Se nos fosse possível ver além do alcance do nosso saber, e ainda um pouco além da obra preparatória do nosso pressentimento, talvez suportássemos as nossas tristezas com mais confiança do que nossas alegrias. Pois elas são os instantes em que algo novo penetrou em nós, algo desconhecido; nossos sentimentos se calam em um acanhamento tímido, tudo em nós recua, surge uma quietude, e o novo, que ninguém conhece, é encontrado bem ali no meio, em silêncio".
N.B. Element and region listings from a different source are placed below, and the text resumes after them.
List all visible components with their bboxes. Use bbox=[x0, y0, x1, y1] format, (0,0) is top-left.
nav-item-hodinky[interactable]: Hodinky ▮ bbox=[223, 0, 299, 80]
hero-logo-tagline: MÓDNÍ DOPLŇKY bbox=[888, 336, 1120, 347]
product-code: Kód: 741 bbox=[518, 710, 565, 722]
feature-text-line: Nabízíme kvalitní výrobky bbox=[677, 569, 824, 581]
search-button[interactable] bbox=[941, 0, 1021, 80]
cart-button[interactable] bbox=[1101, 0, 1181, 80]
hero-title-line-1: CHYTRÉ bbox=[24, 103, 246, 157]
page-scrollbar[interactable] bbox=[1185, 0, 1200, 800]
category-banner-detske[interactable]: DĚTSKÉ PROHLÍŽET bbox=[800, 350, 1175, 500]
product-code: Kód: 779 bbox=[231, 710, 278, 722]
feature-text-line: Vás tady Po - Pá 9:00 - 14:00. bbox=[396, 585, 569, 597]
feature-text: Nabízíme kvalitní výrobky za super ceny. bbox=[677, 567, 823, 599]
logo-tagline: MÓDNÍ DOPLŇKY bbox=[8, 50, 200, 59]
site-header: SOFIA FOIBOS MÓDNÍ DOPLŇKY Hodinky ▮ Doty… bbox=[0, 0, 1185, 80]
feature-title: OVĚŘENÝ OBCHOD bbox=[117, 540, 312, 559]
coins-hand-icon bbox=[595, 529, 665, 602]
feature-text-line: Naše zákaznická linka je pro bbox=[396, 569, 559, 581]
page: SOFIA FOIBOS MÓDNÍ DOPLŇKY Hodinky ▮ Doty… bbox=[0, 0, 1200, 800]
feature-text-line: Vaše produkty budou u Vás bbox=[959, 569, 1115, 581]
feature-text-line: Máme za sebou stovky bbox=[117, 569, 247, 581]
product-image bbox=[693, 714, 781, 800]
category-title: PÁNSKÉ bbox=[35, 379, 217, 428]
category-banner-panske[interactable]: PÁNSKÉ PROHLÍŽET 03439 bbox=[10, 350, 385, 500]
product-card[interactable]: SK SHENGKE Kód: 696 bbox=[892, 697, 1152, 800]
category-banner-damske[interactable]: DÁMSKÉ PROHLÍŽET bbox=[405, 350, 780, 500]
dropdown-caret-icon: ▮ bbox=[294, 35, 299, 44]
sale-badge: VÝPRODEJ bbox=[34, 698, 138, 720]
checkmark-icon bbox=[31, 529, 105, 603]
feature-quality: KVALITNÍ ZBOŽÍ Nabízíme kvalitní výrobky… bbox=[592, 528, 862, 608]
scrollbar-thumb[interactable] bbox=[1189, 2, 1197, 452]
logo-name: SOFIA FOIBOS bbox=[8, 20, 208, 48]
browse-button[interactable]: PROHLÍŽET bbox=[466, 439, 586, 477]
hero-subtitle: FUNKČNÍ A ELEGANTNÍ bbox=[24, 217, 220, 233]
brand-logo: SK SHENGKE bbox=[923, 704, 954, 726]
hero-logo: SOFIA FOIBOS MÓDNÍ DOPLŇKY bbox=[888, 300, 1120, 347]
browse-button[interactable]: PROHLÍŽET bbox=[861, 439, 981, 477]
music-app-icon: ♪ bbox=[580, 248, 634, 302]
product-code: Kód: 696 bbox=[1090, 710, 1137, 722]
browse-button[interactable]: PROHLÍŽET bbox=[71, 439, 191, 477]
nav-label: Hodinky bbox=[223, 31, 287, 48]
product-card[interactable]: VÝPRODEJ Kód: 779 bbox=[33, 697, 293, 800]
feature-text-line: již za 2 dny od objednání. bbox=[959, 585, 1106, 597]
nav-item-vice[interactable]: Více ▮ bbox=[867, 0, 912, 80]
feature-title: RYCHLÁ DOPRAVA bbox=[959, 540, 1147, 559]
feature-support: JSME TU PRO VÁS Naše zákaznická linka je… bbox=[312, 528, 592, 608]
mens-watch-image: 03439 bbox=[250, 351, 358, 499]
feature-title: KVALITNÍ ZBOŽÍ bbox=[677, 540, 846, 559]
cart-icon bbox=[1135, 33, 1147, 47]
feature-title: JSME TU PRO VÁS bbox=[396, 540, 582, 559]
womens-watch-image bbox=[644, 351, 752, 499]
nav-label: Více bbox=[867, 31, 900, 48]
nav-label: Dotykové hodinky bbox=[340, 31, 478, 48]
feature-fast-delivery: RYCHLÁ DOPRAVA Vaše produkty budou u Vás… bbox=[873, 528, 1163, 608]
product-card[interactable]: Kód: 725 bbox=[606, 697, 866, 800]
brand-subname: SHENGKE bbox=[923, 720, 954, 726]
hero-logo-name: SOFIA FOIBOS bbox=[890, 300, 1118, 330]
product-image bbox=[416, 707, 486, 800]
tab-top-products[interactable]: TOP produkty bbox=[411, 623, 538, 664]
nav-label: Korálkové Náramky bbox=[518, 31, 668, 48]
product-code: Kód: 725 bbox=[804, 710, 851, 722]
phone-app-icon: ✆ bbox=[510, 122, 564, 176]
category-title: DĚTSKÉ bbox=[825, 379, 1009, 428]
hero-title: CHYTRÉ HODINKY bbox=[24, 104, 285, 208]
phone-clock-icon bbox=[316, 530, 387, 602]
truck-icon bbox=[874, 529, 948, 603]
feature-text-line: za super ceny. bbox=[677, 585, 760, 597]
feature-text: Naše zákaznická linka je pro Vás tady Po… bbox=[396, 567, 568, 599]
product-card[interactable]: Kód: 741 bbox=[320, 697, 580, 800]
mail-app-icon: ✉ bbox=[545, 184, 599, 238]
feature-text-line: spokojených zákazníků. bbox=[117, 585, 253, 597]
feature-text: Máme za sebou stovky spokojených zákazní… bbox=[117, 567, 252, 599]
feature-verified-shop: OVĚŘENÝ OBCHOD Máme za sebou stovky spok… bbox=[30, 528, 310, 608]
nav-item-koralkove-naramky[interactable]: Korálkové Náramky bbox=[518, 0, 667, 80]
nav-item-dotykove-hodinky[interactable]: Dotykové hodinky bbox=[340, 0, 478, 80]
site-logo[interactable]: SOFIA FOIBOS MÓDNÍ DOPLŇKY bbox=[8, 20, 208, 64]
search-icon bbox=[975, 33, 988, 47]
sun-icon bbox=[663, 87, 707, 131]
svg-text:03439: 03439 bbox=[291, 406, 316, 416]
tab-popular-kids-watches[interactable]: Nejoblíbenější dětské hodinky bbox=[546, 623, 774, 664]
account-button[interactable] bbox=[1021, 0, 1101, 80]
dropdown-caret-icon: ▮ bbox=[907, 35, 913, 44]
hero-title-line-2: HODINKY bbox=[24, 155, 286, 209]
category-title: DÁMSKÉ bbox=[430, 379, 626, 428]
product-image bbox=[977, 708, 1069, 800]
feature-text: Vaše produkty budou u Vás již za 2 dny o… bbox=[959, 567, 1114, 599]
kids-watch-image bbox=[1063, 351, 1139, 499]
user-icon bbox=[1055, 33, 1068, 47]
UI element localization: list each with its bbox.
(Rilke - Cartas a um jovem poeta)


Habita o novo neste meu silêncio interno. Conquistei-o à custa de uma certa confiança, meio trôpega, é verdade, ao suportar as tristezas. A que nos entrega a esse novo que Rilke tão bem apresenta ao jovem poeta Franz Xaver Kappus. E o novo é alegre, lúdico, quase infantil. Sem medo do vexame de desafinar na brincadeira de cantarolar lembranças num karaokê.
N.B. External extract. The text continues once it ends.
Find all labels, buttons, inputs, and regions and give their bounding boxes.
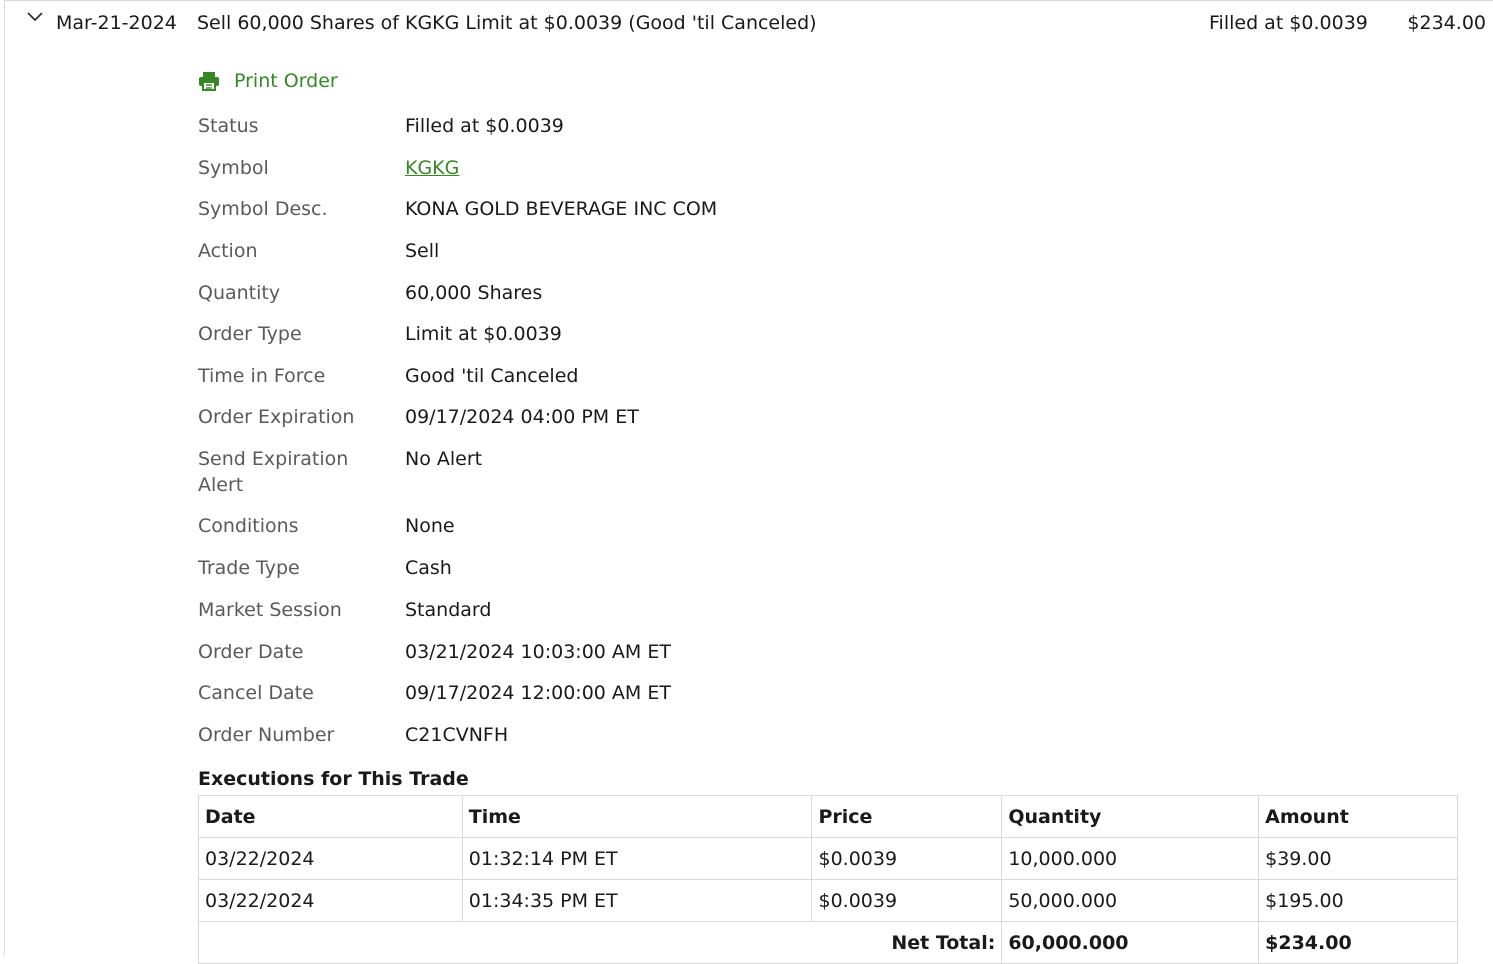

Em Angola, o novo é a releitura de mim. Em Luanda, meu sangue africano guerreia com o índio e o branco ancestrais, ressignifica minha identidade. E pára de brigar. Ontem, em meio ao incomensurável prazer de um petit gateau luandense, toquei neste ponto. E, como sempre, vou fazendo retoques neste rascunho. Menos étnica, aceito todos os eus. Sou de todas as cores.

O colorido étnico avizinha-se. Embora, à exceção desta viagem antropológica, não saiba precisar o que há no silêncio interno. Esta outra que renasce, enquanto esgotam-se os últimos tempos balzaquianos. Vou aos poucos preparando o terreno para este renascer, quase diário. Certamente me levará de volta aos pequeninos prazeres nossos de cada dia. Do tempo em que, em geral, somos felizes e sequer sabemos. Por que, agora sei, etnia não passa de um mero detalhe, homo sapiens ainda ignorantes a respeito da delicadeza da nossa condição.